To circularize: impactors and their target/product rubble mark the mundane histories of the Solar System; Vesta, Ryugu, and Bennu have clear ‘contaminants’ from other bodies. What do target/product rubbles of metal-rock impacts look like? What might Psyche see in 2029?
…and speaking of endless characterization of asteroids, Cellino et al. complement Carry et al., with data from the Gaia mission. Gaia tirelessly sweeps the skies with a nontrivial telescope; the Gaia dataset (rather, sets… hang on, craft!) will be combed through and through for decades.
…and Lemos et al. complement Ligterink et al. Rather than hypervolatiles, they consider clumps and hyperactivity. Some comet activity is simple mass loss, and some is ‘meta-activity’. Comets shed clumps which may themselves show activity- fragmenting into lesser dust structures.
Which brings us to Shubina et al./Barghini et al.
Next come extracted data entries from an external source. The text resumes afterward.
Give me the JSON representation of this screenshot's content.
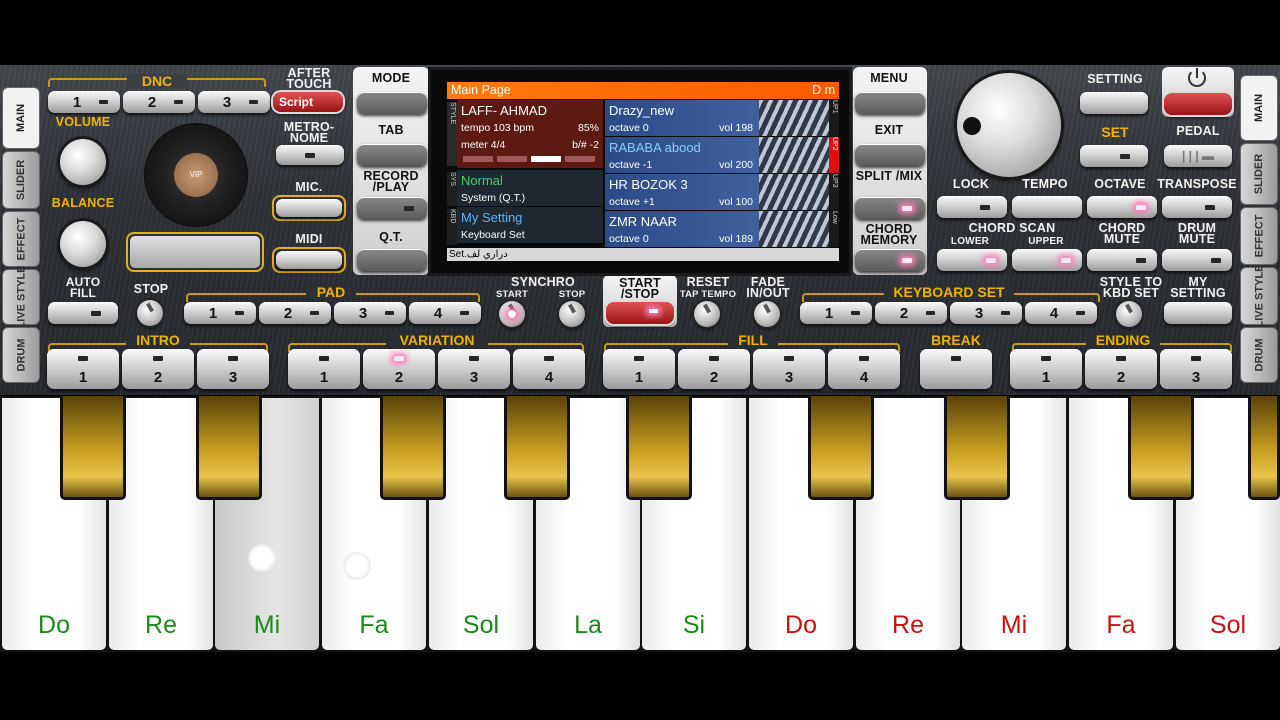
{
  "side_tabs_left": [
    "MAIN",
    "SLIDER",
    "EFFECT",
    "LIVE STYLE",
    "DRUM"
  ],
  "side_tabs_right": [
    "MAIN",
    "SLIDER",
    "EFFECT",
    "LIVE STYLE",
    "DRUM"
  ],
  "dnc": {
    "label": "DNC",
    "buttons": [
      "1",
      "2",
      "3"
    ],
    "script_label": "Script"
  },
  "left_labels": {
    "volume": "VOLUME",
    "balance": "BALANCE",
    "auto_fill": "AUTO FILL",
    "after_touch": "AFTER TOUCH",
    "metronome": "METRO-NOME",
    "mic": "MIC.",
    "midi": "MIDI",
    "vip_logo": "VIP"
  },
  "center_buttons": {
    "mode": "MODE",
    "tab": "TAB",
    "record_play": "RECORD /PLAY",
    "qt": "Q.T.",
    "menu": "MENU",
    "exit": "EXIT",
    "split_mix": "SPLIT /MIX",
    "chord_memory": "CHORD MEMORY"
  },
  "screen": {
    "title": "Main Page",
    "key": "D m",
    "strip1": "STYLE",
    "strip2": "SYS",
    "strip3": "KBD",
    "style_name": "LAFF- AHMAD",
    "tempo": "tempo 103 bpm",
    "tempo_pct": "85%",
    "meter": "meter 4/4",
    "transpose": "b/# -2",
    "sys_name": "Normal",
    "sys_sub": "System (Q.T.)",
    "kbd_name": "My Setting",
    "kbd_sub": "Keyboard Set",
    "footer": "Set.دراري لف",
    "upper_labels": [
      "UP1",
      "UP2",
      "UP3",
      "Low"
    ],
    "voices": [
      {
        "name": "Drazy_new",
        "octave": "octave  0",
        "vol": "vol 198"
      },
      {
        "name": "RABABA abood",
        "octave": "octave  -1",
        "vol": "vol 200"
      },
      {
        "name": "HR BOZOK 3",
        "octave": "octave  +1",
        "vol": "vol 100"
      },
      {
        "name": "ZMR NAAR",
        "octave": "octave  0",
        "vol": "vol 189"
      }
    ]
  },
  "right_labels": {
    "setting": "SETTING",
    "set": "SET",
    "pedal": "PEDAL",
    "lock": "LOCK",
    "tempo": "TEMPO",
    "octave": "OCTAVE",
    "transpose": "TRANSPOSE",
    "chord_scan": "CHORD SCAN",
    "lower": "LOWER",
    "upper": "UPPER",
    "chord_mute": "CHORD MUTE",
    "drum_mute": "DRUM MUTE",
    "style_to_kbd": "STYLE TO KBD SET",
    "my_setting": "MY SETTING"
  },
  "row3": {
    "stop": "STOP",
    "pad": "PAD",
    "pad_buttons": [
      "1",
      "2",
      "3",
      "4"
    ],
    "synchro": "SYNCHRO",
    "synchro_start": "START",
    "synchro_stop": "STOP",
    "start_stop": "START /STOP",
    "reset": "RESET",
    "tap_tempo": "TAP TEMPO",
    "fade": "FADE IN/OUT",
    "keyboard_set": "KEYBOARD SET",
    "kbd_buttons": [
      "1",
      "2",
      "3",
      "4"
    ]
  },
  "row4": {
    "intro": "INTRO",
    "intro_buttons": [
      "1",
      "2",
      "3"
    ],
    "variation": "VARIATION",
    "variation_buttons": [
      "1",
      "2",
      "3",
      "4"
    ],
    "fill": "FILL",
    "fill_buttons": [
      "1",
      "2",
      "3",
      "4"
    ],
    "break": "BREAK",
    "ending": "ENDING",
    "ending_buttons": [
      "1",
      "2",
      "3"
    ]
  },
  "keyboard": {
    "white_notes": [
      "Do",
      "Re",
      "Mi",
      "Fa",
      "Sol",
      "La",
      "Si",
      "Do",
      "Re",
      "Mi",
      "Fa",
      "Sol"
    ],
    "note_colors": [
      "#1a8a1a",
      "#1a8a1a",
      "#1a8a1a",
      "#1a8a1a",
      "#1a8a1a",
      "#1a8a1a",
      "#1a8a1a",
      "#cc1010",
      "#cc1010",
      "#cc1010",
      "#cc1010",
      "#cc1010"
    ],
    "pressed_key": "Mi"
  }
}
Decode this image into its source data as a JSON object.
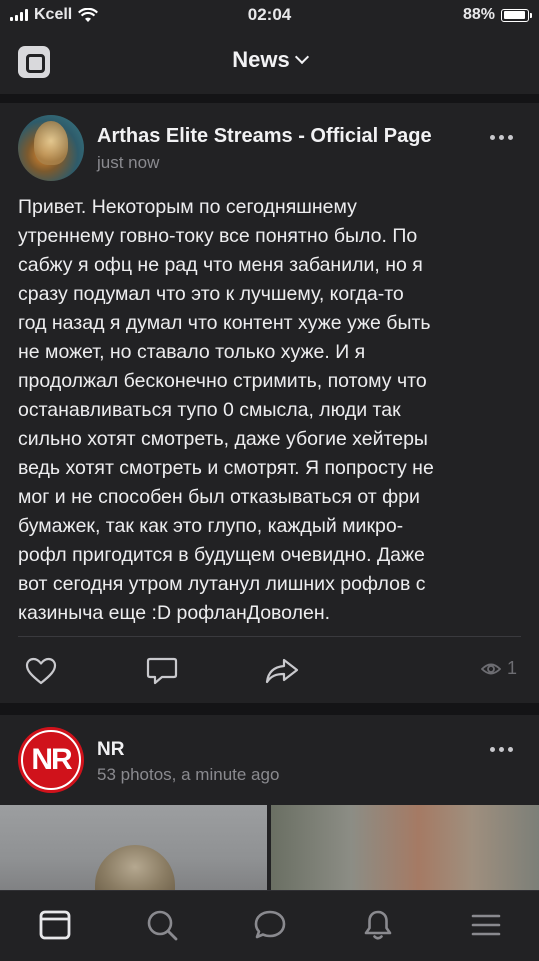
{
  "status_bar": {
    "carrier": "Kcell",
    "time": "02:04",
    "battery": "88%",
    "battery_level": 0.88
  },
  "header": {
    "title": "News"
  },
  "posts": [
    {
      "author": "Arthas Elite Streams - Official Page",
      "time": "just now",
      "lines": [
        "Привет. Некоторым по сегодняшнему",
        "утреннему говно-току все понятно было. По",
        "сабжу я офц не рад что меня забанили, но я",
        "сразу подумал что это к лучшему, когда-то",
        "год назад я думал что контент хуже уже быть",
        "не может, но ставало только хуже. И я",
        "продолжал бесконечно стримить, потому что",
        "останавливаться тупо 0 смысла, люди так",
        "сильно хотят смотреть, даже убогие хейтеры",
        "ведь хотят смотреть и смотрят. Я попросту не",
        "мог и не способен был отказываться от фри",
        "бумажек, так как это глупо, каждый микро-",
        "рофл пригодится в будущем очевидно. Даже",
        "вот сегодня утром лутанул лишних рофлов с",
        "казиныча еще :D рофланДоволен."
      ],
      "views": "1",
      "icons": [
        "heart-icon",
        "comment-icon",
        "share-icon",
        "eye-icon"
      ]
    },
    {
      "author": "NR",
      "avatar_text": "NR",
      "meta": "53 photos, a minute ago"
    }
  ],
  "tabbar": {
    "items": [
      "news-icon",
      "search-icon",
      "messages-icon",
      "notifications-icon",
      "menu-icon"
    ]
  },
  "colors": {
    "background": "#141416",
    "card": "#222224",
    "text": "#ededef",
    "muted": "#8a8a8f",
    "nr_red": "#d0121b"
  }
}
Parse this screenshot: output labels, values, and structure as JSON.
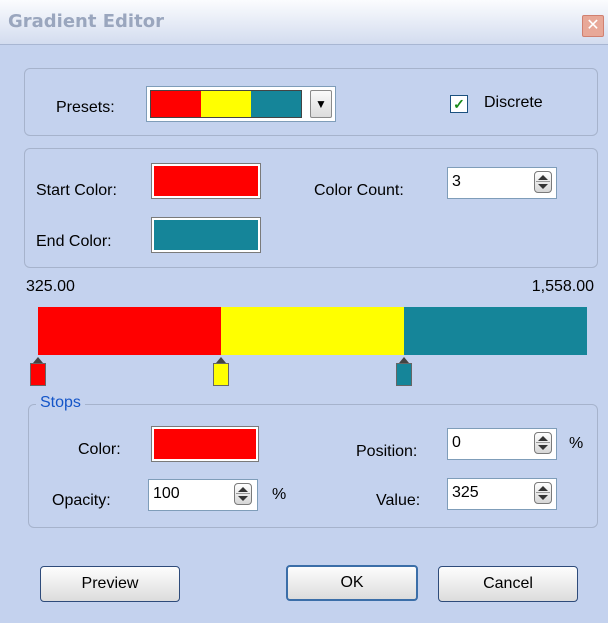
{
  "window": {
    "title": "Gradient Editor",
    "close_glyph": "✕"
  },
  "presets": {
    "label": "Presets:",
    "selected_colors": [
      "#ff0000",
      "#ffff00",
      "#158599"
    ],
    "dropdown_glyph": "▼"
  },
  "discrete": {
    "label": "Discrete",
    "checked": true,
    "check_glyph": "✓"
  },
  "colors": {
    "start_label": "Start Color:",
    "start_color": "#ff0000",
    "end_label": "End Color:",
    "end_color": "#158599",
    "count_label": "Color Count:",
    "count_value": "3"
  },
  "range": {
    "min": "325.00",
    "max": "1,558.00"
  },
  "gradient": {
    "segments": [
      {
        "color": "#ff0000",
        "fraction": 0.333
      },
      {
        "color": "#ffff00",
        "fraction": 0.333
      },
      {
        "color": "#158599",
        "fraction": 0.334
      }
    ],
    "stops": [
      {
        "color": "#ff0000",
        "position": 0
      },
      {
        "color": "#ffff00",
        "position": 0.333
      },
      {
        "color": "#158599",
        "position": 0.667
      }
    ]
  },
  "stops_group": {
    "legend": "Stops",
    "color_label": "Color:",
    "color": "#ff0000",
    "position_label": "Position:",
    "position_value": "0",
    "position_unit": "%",
    "opacity_label": "Opacity:",
    "opacity_value": "100",
    "opacity_unit": "%",
    "value_label": "Value:",
    "value_value": "325"
  },
  "buttons": {
    "preview": "Preview",
    "ok": "OK",
    "cancel": "Cancel"
  }
}
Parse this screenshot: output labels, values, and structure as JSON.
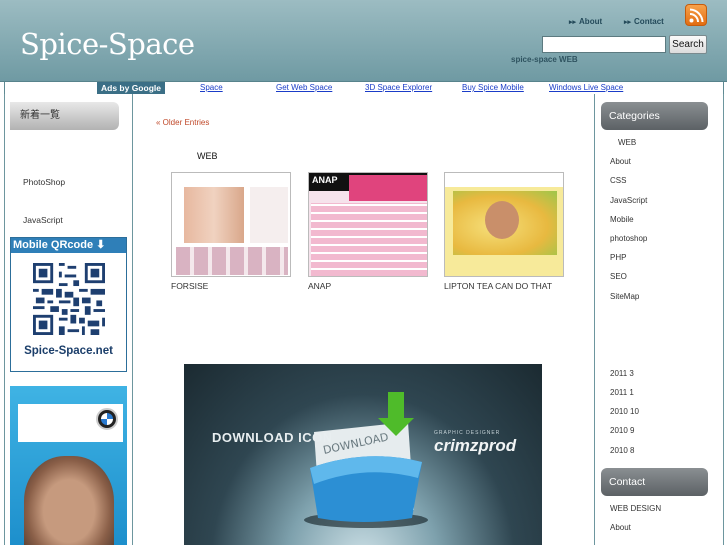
{
  "header": {
    "logo": "Spice-Space",
    "nav": [
      "About",
      "Contact"
    ],
    "search_placeholder": "",
    "search_button": "Search",
    "tagline": "spice-space WEB"
  },
  "adbar": {
    "ads_label": "Ads by Google",
    "links": [
      "Space",
      "Get Web Space",
      "3D Space Explorer",
      "Buy Spice Mobile",
      "Windows Live Space"
    ]
  },
  "left_sidebar": {
    "heading": "新着一覧",
    "links": [
      "PhotoShop",
      "JavaScript"
    ],
    "qr_title": "Mobile QRcode",
    "qr_caption": "Spice-Space.net"
  },
  "main": {
    "older_entries": "« Older Entries",
    "category": "WEB",
    "thumbs": [
      {
        "caption": "FORSISE"
      },
      {
        "caption": "ANAP",
        "inner_text": "ANAP"
      },
      {
        "caption": "LIPTON TEA CAN DO THAT"
      }
    ],
    "banner": {
      "title": "DOWNLOAD ICON",
      "label": "DOWNLOAD",
      "subtitle": "GRAPHIC DESIGNER",
      "brand": "crimzprod"
    }
  },
  "right_sidebar": {
    "categories_heading": "Categories",
    "categories": [
      "WEB",
      "About",
      "CSS",
      "JavaScript",
      "Mobile",
      "photoshop",
      "PHP",
      "SEO",
      "SiteMap"
    ],
    "archives": [
      "2011 3",
      "2011 1",
      "2010 10",
      "2010 9",
      "2010 8"
    ],
    "contact_heading": "Contact",
    "contact_links": [
      "WEB DESIGN",
      "About"
    ]
  },
  "colors": {
    "header_top": "#9cbcc2",
    "header_bottom": "#6f9aa3",
    "link_blue": "#1a3cc8",
    "older_link": "#c0492a",
    "rss_orange": "#e26d12"
  },
  "icons": [
    "rss-icon",
    "arrow-icon",
    "qr-code-icon",
    "download-arrow-icon"
  ]
}
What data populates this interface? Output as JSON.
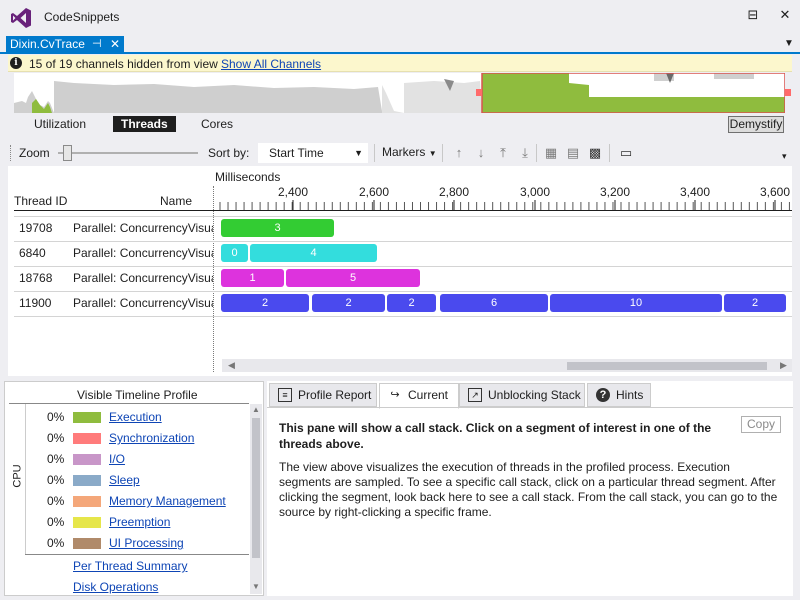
{
  "window": {
    "title": "CodeSnippets",
    "pin_glyph": "⊟",
    "minimize_glyph": "▬",
    "close_glyph": "✕"
  },
  "doc_tab": {
    "label": "Dixin.CvTrace",
    "pin_glyph": "⊣",
    "close_glyph": "✕",
    "dropdown_glyph": "▼"
  },
  "infobar": {
    "icon": "i",
    "message": "15 of 19 channels hidden from view",
    "link": "Show All Channels"
  },
  "overview": {
    "selection_color": "#d9534f",
    "fill_color": "#8fbc3e"
  },
  "view_tabs": [
    {
      "label": "Utilization",
      "active": false
    },
    {
      "label": "Threads",
      "active": true
    },
    {
      "label": "Cores",
      "active": false
    }
  ],
  "demystify_label": "Demystify",
  "toolbar": {
    "zoom_label": "Zoom",
    "sort_label": "Sort by:",
    "sort_value": "Start Time",
    "markers_label": "Markers"
  },
  "grid": {
    "ms_label": "Milliseconds",
    "ticks": [
      "2,400",
      "2,600",
      "2,800",
      "3,000",
      "3,200",
      "3,400",
      "3,600"
    ],
    "col_thread_id": "Thread ID",
    "col_name": "Name",
    "rows": [
      {
        "id": "19708",
        "name": "Parallel: ConcurrencyVisua",
        "segments": [
          {
            "label": "3",
            "color": "#33cc33"
          }
        ]
      },
      {
        "id": "6840",
        "name": "Parallel: ConcurrencyVisua",
        "segments": [
          {
            "label": "0",
            "color": "#33dddd"
          },
          {
            "label": "4",
            "color": "#33dddd"
          }
        ]
      },
      {
        "id": "18768",
        "name": "Parallel: ConcurrencyVisua",
        "segments": [
          {
            "label": "1",
            "color": "#dd33dd"
          },
          {
            "label": "5",
            "color": "#dd33dd"
          }
        ]
      },
      {
        "id": "11900",
        "name": "Parallel: ConcurrencyVisua",
        "segments": [
          {
            "label": "2",
            "color": "#4a4aee"
          },
          {
            "label": "2",
            "color": "#4a4aee"
          },
          {
            "label": "2",
            "color": "#4a4aee"
          },
          {
            "label": "6",
            "color": "#4a4aee"
          },
          {
            "label": "10",
            "color": "#4a4aee"
          },
          {
            "label": "2",
            "color": "#4a4aee"
          }
        ]
      }
    ]
  },
  "profile": {
    "title": "Visible Timeline Profile",
    "axis": "CPU",
    "categories": [
      {
        "pct": "0%",
        "label": "Execution",
        "color": "#8fbc3e"
      },
      {
        "pct": "0%",
        "label": "Synchronization",
        "color": "#ff7b7b"
      },
      {
        "pct": "0%",
        "label": "I/O",
        "color": "#c896c8"
      },
      {
        "pct": "0%",
        "label": "Sleep",
        "color": "#8aaac8"
      },
      {
        "pct": "0%",
        "label": "Memory Management",
        "color": "#f4a77a"
      },
      {
        "pct": "0%",
        "label": "Preemption",
        "color": "#e6e64a"
      },
      {
        "pct": "0%",
        "label": "UI Processing",
        "color": "#b08a6a"
      }
    ],
    "links": [
      "Per Thread Summary",
      "Disk Operations"
    ]
  },
  "right_panel": {
    "tabs": [
      {
        "label": "Profile Report",
        "icon": "report-icon",
        "active": false
      },
      {
        "label": "Current",
        "icon": "callstack-icon",
        "active": true
      },
      {
        "label": "Unblocking Stack",
        "icon": "unblock-icon",
        "active": false
      },
      {
        "label": "Hints",
        "icon": "help-icon",
        "active": false
      }
    ],
    "copy_label": "Copy",
    "bold_text": "This pane will show a call stack. Click on a segment of interest in one of the threads above.",
    "body_text": "The view above visualizes the execution of threads in the profiled process. Execution segments are sampled. To see a specific call stack, click on a particular thread segment. After clicking the segment, look back here to see a call stack. From the call stack, you can go to the source by right-clicking a specific frame."
  }
}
Dust astronomy seems trivial, by human standards: people on the street can’t grok dust, which is at inhuman scale. But various dusts- fine grains and particles, and their clumps, plus the micrometeorites- outweight the meteorites that fall to Earth, and by over an order of magnitude. And dust is more likely to preserve the volatiles from its parent body, compared to macro-meteorites, which enter like a slam dunk, not a badminton bird. Macro-meteorites punch into our atmosphere, heating themselves. Collecting and studying space dust is then one of the more productive avenues we have on comets… and “comets.”
A very few of those small bodies actually orbit the Sun “backwards” (retrograde). This includes, in 3-D, orbits that aren’t in the same plane as the planets (the ecliptic), but skewed completely, like a highway cloverleaf. What of these Solar System deviants? Wlodarczyk has some data.
Before we close: there’s no escaping artificial intelligence these days. One application is multidimensional reconstruction/constructs, such as DALL·E. Another is Asteroid-NeRF, except it starts with controlled, certifiable, deterministic asteroid data, not “the ‘Net.”
Whew.